Re: How to close an open relay (exim3)?
In article <firstname.lastname@example.org>,
gerhard <email@example.com> wrote:
>:Relay test: #Test 9
>>>> mail from: <spamtest@A2469.a.pppool.de>
><<< 250 <spamtest@A2469.a.pppool.de> is syntactically correct
>>>> rcpt to: <firstname.lastname@example.org>
><<< 250 <email@example.com> verified
><<< 221 debian closing connection
>Tested host banner: 220 debian ESMTP Exim 3.36 #1 Fri, 28 Jan 2005
>System appeared to accept 1 relay attempts
>Connection closed by foreign host.
>does "System appeared to accept 1 relay attempts
>Connection closed by foreign host." mean, that exim rejected the mail
>internaly after accept it to relay the mail, or is my exim an open
>relay (if the firewall isn't up).
The former. The standard exim assumes "nobody%mail-abuse.org" is
a so-called "local part" and the validity of local-parts is not
tested at SMTP time with the default Debian config (which I
think is the wrong default, but hey).
Add this to the "main" part (first part) of you exim.conf file:
# Verify addresses in the SMTP stage
receiver_try_verify = true
Restart exim, and test again. However the test may still
succeed if exim decides ggrubbish%web.de is actually
a valid local address (as it seems to do based on the
next test, below). No reason to panic.
>An other non-anonymous test
>resulted in the following outcome:
> Hmmn, at first glance, host appeared to accept a message for relay.

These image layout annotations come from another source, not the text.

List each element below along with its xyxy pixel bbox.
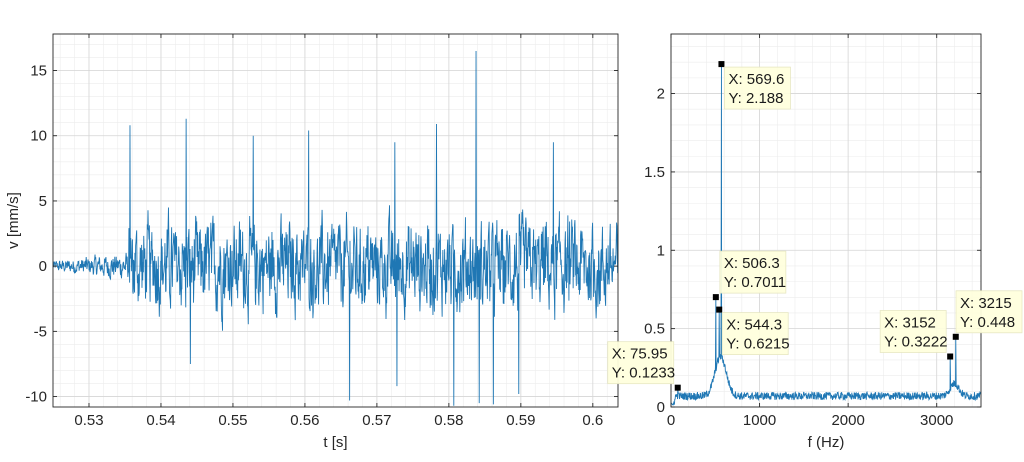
datatip-marker bbox=[947, 353, 954, 360]
datatip-box bbox=[719, 250, 787, 294]
datatip: X: 544.3 Y: 0.6215 bbox=[716, 306, 790, 355]
datatip: X: 3215 Y: 0.448 bbox=[952, 290, 1023, 340]
datatip-box bbox=[724, 66, 791, 110]
spectrum-chart-xtick-label: 1000 bbox=[743, 412, 776, 429]
time-chart-xtick-label: 0.53 bbox=[74, 412, 103, 429]
time-chart-xtick-label: 0.54 bbox=[146, 412, 175, 429]
time-chart-xtick-label: 0.6 bbox=[582, 412, 603, 429]
time-chart-xtick-label: 0.56 bbox=[290, 412, 319, 429]
time-chart-xlabel: t [s] bbox=[323, 434, 347, 451]
datatip-marker bbox=[718, 61, 725, 68]
datatip-y-text: Y: 0.7011 bbox=[724, 274, 786, 291]
spectrum-chart-xtick-label: 2000 bbox=[831, 412, 864, 429]
time-chart-ytick-label: 15 bbox=[30, 63, 47, 80]
spectrum-chart-xtick-label: 0 bbox=[667, 412, 675, 429]
datatip-x-text: X: 3215 bbox=[960, 295, 1012, 312]
datatip-x-text: X: 569.6 bbox=[728, 71, 784, 88]
time-signal-line bbox=[53, 50, 618, 406]
datatip-box bbox=[955, 290, 1023, 334]
datatip: X: 506.3 Y: 0.7011 bbox=[712, 250, 787, 301]
spectrum-chart-ytick-label: 1.5 bbox=[644, 164, 665, 181]
spectrum-chart-xlabel: f (Hz) bbox=[808, 434, 845, 451]
time-chart-xtick-label: 0.58 bbox=[434, 412, 463, 429]
datatip-x-text: X: 75.95 bbox=[612, 346, 668, 363]
time-chart-ytick-label: 0 bbox=[39, 258, 47, 275]
time-chart-xtick-label: 0.57 bbox=[362, 412, 391, 429]
datatip-box bbox=[721, 312, 789, 355]
time-chart-axes-box bbox=[52, 33, 619, 408]
time-chart-ytick-label: -10 bbox=[25, 389, 47, 406]
spectrum-chart-ytick-label: 1 bbox=[657, 242, 665, 259]
datatip-y-text: Y: 0.6215 bbox=[726, 336, 789, 353]
time-chart-plot-area bbox=[53, 34, 618, 407]
datatip-layer: X: 569.6 Y: 2.188 X: 506.3 Y: 0.7011 X: 544.… bbox=[607, 61, 1023, 391]
datatip-marker bbox=[952, 333, 959, 340]
time-chart-axis-decor: 0.53 0.54 0.55 0.56 0.57 0.58 0.59 0.6 -10 -5 0 5 10… bbox=[5, 33, 619, 451]
time-chart-axes bbox=[53, 34, 618, 407]
time-chart-xtick-label: 0.55 bbox=[218, 412, 247, 429]
datatip-y-text: Y: 2.188 bbox=[728, 90, 783, 107]
time-chart-ytick-label: 10 bbox=[30, 128, 47, 145]
datatip-y-text: Y: 0.3222 bbox=[884, 334, 947, 351]
time-chart-ylabel: v [mm/s] bbox=[5, 192, 22, 249]
spectrum-chart-ytick-label: 0.5 bbox=[644, 321, 665, 338]
time-chart-ytick-label: 5 bbox=[39, 193, 47, 210]
datatip-y-text: Y: 0.448 bbox=[960, 314, 1015, 331]
datatip-y-text: Y: 0.1233 bbox=[612, 365, 675, 382]
datatip-x-text: X: 3152 bbox=[884, 315, 936, 332]
spectrum-chart-axes-box bbox=[670, 33, 982, 408]
time-chart-xtick-label: 0.59 bbox=[506, 412, 535, 429]
datatip-box bbox=[879, 310, 947, 353]
datatip: X: 3152 Y: 0.3222 bbox=[879, 310, 954, 360]
spectrum-line bbox=[671, 64, 981, 406]
spectrum-chart-ytick-label: 0 bbox=[657, 399, 665, 416]
datatip-x-text: X: 544.3 bbox=[726, 317, 782, 334]
spectrum-chart-axis-decor: 0 1000 2000 3000 0 0.5 1 1.5 2 f (Hz) bbox=[644, 33, 982, 451]
spectrum-chart-ytick-label: 2 bbox=[657, 86, 665, 103]
datatip-marker bbox=[716, 306, 723, 313]
datatip-marker bbox=[712, 294, 719, 301]
datatip-box bbox=[607, 341, 675, 385]
datatip: X: 569.6 Y: 2.188 bbox=[718, 61, 791, 110]
time-chart-ytick-label: -5 bbox=[34, 323, 47, 340]
spectrum-chart-xtick-label: 3000 bbox=[920, 412, 953, 429]
datatip: X: 75.95 Y: 0.1233 bbox=[607, 341, 681, 391]
datatip-marker bbox=[674, 384, 681, 391]
datatip-x-text: X: 506.3 bbox=[724, 255, 780, 272]
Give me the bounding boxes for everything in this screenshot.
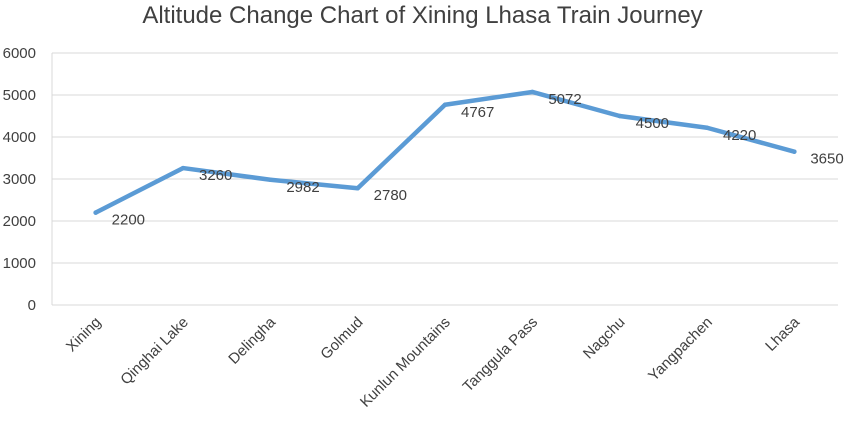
x-tick-label: Xining — [63, 314, 105, 356]
data-label: 3260 — [199, 167, 232, 184]
x-tick-label: Qinghai Lake — [117, 314, 192, 389]
data-label: 2780 — [374, 187, 407, 204]
y-tick-label: 1000 — [3, 255, 36, 272]
x-tick-label: Kunlun Mountains — [357, 314, 454, 411]
data-point — [617, 113, 622, 119]
y-tick-label: 5000 — [3, 87, 36, 104]
x-tick-label: Yangpachen — [645, 314, 716, 385]
y-tick-label: 3000 — [3, 171, 36, 188]
data-point — [355, 185, 360, 191]
data-point — [530, 89, 535, 95]
x-tick-label: Nagchu — [580, 314, 629, 363]
chart-title: Altitude Change Chart of Xining Lhasa Tr… — [142, 2, 703, 29]
x-tick-label: Tanggula Pass — [460, 314, 542, 396]
data-label: 3650 — [810, 151, 843, 168]
data-point — [704, 125, 710, 131]
data-point — [180, 165, 186, 171]
data-label: 5072 — [548, 91, 581, 108]
y-tick-label: 0 — [28, 297, 36, 314]
data-point — [442, 102, 448, 108]
y-tick-label: 2000 — [3, 213, 36, 230]
data-point — [268, 177, 273, 183]
series-line — [93, 89, 797, 215]
y-tick-label: 4000 — [3, 129, 36, 146]
data-label: 2200 — [112, 212, 145, 229]
data-label: 4500 — [636, 115, 669, 132]
x-tick-label: Golmud — [317, 314, 366, 363]
data-point — [93, 210, 98, 215]
data-label: 4767 — [461, 104, 494, 121]
data-point — [792, 149, 797, 154]
x-tick-label: Lhasa — [762, 313, 803, 354]
y-tick-label: 6000 — [3, 45, 36, 62]
data-label: 2982 — [286, 179, 319, 196]
x-tick-label: Delingha — [225, 313, 279, 367]
data-label: 4220 — [723, 127, 756, 144]
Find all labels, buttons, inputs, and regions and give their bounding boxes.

> THIS MAY OR MAY NOT MEAN THAT IT'S AN OPEN RELAY.
>but I received the mail :-(, and I'm sure, that I had during the whole
>process of the test the same IP-address (I'm using a dial-up
Well, you're not an open relay, your system simply accepted the
message. Something in your local configuration (perhaps
rewrite rules) makes exim decide that firstname.lastname@example.org
is a local address, to be delivered locally to ggrubbish.
>Here is the header of the mail I received:
> Envelope-to: email@example.com
> Received: from localhost
> ([127.0.0.1] helo=amavis ident=amavis)
> by debian with esmtp (Exim 3.36 #1 (Debian))
> id 1Cr12c-0005ia-00
> for <firstname.lastname@example.org>; Tue, 18 Jan 2005 22:37:34
> Received: from debian ([127.0.0.1])
> by amavis (debian [127.0.0.1]) (amavisd-new, port 10024) with
> id 21874-02 for <email@example.com>;
> Tue, 18 Jan 2005 22:37:26 +0100 (CET)
> Received: from www.abuse.net ([18.104.22.168])
> by debian with smtp (Exim 3.36 #1 (Debian))
> id 1Cr12U-0005iO-00
> for <firstname.lastname@example.org>; Tue, 18 Jan 2005 22:37:26
Yup, not a relay (it's not getting sent _out_ again).